Heute aber nicht mehr, denn der Schwindel wird schlimmer.

Viele Grüße

Thomas

t om-Gmucx7


Morbus Menière und Nystagmen (Augenbewegungen)

Hallo Zusammen,

nach meiner neuesten Info von heute müssen bei Morbus Menière nicht unbedingt die gern vom Arzt gesuchten Augenbewegungen auftreten. Es gebe eine neue Studie aus den USA, die dies belegt.

Bei mir gibt es die nämlich anscheinend auch im akuten Anfall nicht. Die Diagnose lautet daher mehr denn je: MM. :-(

Viele Grüße

Thomas

d exnahbexn


hallo ihr "schwindler"

was mir aufgefallen ist: ist es wirklich so wichtig, eine diagnose zu haben? oder wäre es nicht besser, endlich eine erfolgreiche behandlung zu kriegen ??? ich mein seid mir nicht böse: ob meniere oder nicht, der schwindel und alle begleiterscheinungen bleiben bestehen.

ich persönlich bevorzuge die bezeichnung Morbus MGB für meinen gesundheitszustand (Mir Gehts Beschissen).

meine erfahrung mit ärzten im allgemeinen: geh niemals zu einem arzt und äussere einen diagnoseverdacht, auch wenn du noch so gut informiert bist. der arzt wird versuchen, dir genau diesen verdacht auszureden. ich habe mehrere beschwerden, wenig eindeutige Diagnosen. das problem ist, äussere ich keinen verdacht, wird gar nichts untersucht.

Beispiele:

ich hab Borderline, mit allen kriterien, die es für diese Störung gibt. ich war halbstationär für 6 monate. nach wie vor sagt mein neurologe, ich habe eine leichte depression (er kann mit borderline nichts anfangen).

ich habe Asthma, Bronchialasthma, und das schätzungsweise bereits seit 20 Jahren. Die Diagnose wurde jedoch erst gestellt, als ich 28 jahre war. von "sie wissen doch gar nicht, was Atemnot ist" über Hypochondrie war alles dabei.

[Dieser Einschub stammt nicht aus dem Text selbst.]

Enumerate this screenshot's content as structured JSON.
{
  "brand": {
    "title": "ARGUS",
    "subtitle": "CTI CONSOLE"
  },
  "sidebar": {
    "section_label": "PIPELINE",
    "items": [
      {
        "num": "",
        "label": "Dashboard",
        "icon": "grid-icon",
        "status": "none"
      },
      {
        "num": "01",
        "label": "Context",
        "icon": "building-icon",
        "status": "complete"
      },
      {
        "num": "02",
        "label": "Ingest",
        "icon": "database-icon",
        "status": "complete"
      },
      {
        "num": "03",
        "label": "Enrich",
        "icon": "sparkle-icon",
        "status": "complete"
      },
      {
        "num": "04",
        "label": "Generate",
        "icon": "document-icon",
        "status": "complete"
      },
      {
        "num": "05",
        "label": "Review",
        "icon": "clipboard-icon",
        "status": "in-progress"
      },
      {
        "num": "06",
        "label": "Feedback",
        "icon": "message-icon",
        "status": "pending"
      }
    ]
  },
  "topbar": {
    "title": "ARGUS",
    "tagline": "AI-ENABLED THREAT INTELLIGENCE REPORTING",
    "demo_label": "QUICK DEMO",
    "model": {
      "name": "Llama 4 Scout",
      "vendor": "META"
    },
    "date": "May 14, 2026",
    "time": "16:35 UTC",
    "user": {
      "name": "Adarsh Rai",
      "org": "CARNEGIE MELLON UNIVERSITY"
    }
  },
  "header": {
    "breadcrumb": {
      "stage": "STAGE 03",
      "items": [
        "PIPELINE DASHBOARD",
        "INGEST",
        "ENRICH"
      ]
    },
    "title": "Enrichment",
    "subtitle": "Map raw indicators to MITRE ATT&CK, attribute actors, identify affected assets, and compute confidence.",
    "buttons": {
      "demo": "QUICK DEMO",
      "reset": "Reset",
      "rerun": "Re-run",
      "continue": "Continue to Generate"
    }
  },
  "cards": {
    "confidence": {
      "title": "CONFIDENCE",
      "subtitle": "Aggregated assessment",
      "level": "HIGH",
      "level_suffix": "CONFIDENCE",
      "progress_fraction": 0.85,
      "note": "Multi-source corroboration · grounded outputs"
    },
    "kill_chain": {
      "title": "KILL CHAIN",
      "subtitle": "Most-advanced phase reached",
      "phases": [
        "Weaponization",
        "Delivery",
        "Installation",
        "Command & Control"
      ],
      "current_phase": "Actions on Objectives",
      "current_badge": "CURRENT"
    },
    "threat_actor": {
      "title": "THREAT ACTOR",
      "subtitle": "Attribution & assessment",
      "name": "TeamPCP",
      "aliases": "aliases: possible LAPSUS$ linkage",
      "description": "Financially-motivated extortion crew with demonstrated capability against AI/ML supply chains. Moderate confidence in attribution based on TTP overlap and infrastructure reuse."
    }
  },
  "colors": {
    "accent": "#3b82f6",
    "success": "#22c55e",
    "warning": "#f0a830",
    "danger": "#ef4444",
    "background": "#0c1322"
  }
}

Hashimoto: ja, ich habe Hashimoto, genau wie meine Schwester und meine Mutter. ich habe einen kalten knoten in der Schilddrüse (tiefblau im szinti, aber laut arzt unauffällig), habe alle symptome geradezu paradebeispielmässig. Es wurden keine Autoantikörper getestet, mein TSH liegt nur bei bei den "alten" Normwerten (die für gesunde gelten) gaanz knapp an der obersten Grenze.

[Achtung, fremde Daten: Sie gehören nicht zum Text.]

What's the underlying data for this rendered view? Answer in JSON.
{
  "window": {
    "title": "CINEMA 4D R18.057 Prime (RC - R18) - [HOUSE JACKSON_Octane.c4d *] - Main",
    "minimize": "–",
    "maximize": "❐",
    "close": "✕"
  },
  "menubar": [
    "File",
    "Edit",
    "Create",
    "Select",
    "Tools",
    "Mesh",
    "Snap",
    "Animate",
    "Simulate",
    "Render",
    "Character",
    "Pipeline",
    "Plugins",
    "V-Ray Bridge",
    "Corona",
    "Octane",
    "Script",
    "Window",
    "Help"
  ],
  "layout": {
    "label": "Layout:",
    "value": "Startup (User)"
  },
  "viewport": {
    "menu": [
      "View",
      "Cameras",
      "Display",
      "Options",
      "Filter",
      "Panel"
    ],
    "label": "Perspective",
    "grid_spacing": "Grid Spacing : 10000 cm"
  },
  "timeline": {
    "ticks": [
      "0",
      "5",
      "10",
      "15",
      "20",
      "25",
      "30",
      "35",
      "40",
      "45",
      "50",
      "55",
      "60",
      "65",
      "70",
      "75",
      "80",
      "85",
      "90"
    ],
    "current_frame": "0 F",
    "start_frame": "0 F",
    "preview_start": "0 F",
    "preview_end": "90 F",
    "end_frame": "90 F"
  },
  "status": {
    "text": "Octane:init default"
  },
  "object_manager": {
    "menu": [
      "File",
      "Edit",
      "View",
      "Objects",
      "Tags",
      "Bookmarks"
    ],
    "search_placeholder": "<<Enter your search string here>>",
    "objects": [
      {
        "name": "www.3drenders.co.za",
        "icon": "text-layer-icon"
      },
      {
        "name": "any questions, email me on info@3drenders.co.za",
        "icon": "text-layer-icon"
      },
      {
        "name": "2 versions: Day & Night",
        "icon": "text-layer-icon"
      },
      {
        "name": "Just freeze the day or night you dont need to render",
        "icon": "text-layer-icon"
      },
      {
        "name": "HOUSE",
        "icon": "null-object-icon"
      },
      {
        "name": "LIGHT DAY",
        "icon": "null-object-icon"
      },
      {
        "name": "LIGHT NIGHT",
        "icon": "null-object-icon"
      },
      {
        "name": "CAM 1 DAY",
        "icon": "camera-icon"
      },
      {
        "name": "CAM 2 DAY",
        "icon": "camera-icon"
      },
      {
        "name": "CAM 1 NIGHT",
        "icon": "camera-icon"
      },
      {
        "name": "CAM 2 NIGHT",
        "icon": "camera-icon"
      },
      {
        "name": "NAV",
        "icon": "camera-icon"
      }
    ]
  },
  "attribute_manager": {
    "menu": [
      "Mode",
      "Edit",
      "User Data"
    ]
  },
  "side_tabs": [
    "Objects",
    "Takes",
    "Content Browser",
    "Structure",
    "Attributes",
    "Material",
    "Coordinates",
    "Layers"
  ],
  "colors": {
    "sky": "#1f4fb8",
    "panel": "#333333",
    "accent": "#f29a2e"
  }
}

ist es verwunderlich, dass ich jetzt, wo ich Hörsturz, Schwindel und auch den besagten Nystagmus hab, keine lust habe, mich wieder in arztpraxen zu setzen um mir dann anzuhören, dass ich nichts habe? mir ist es persönlich egal, wie sich mein krankheitsbild nennt. ich hätte natürlich gern ein richtige behandlung, aber das halte ich eigentlich für ausgeschlossen.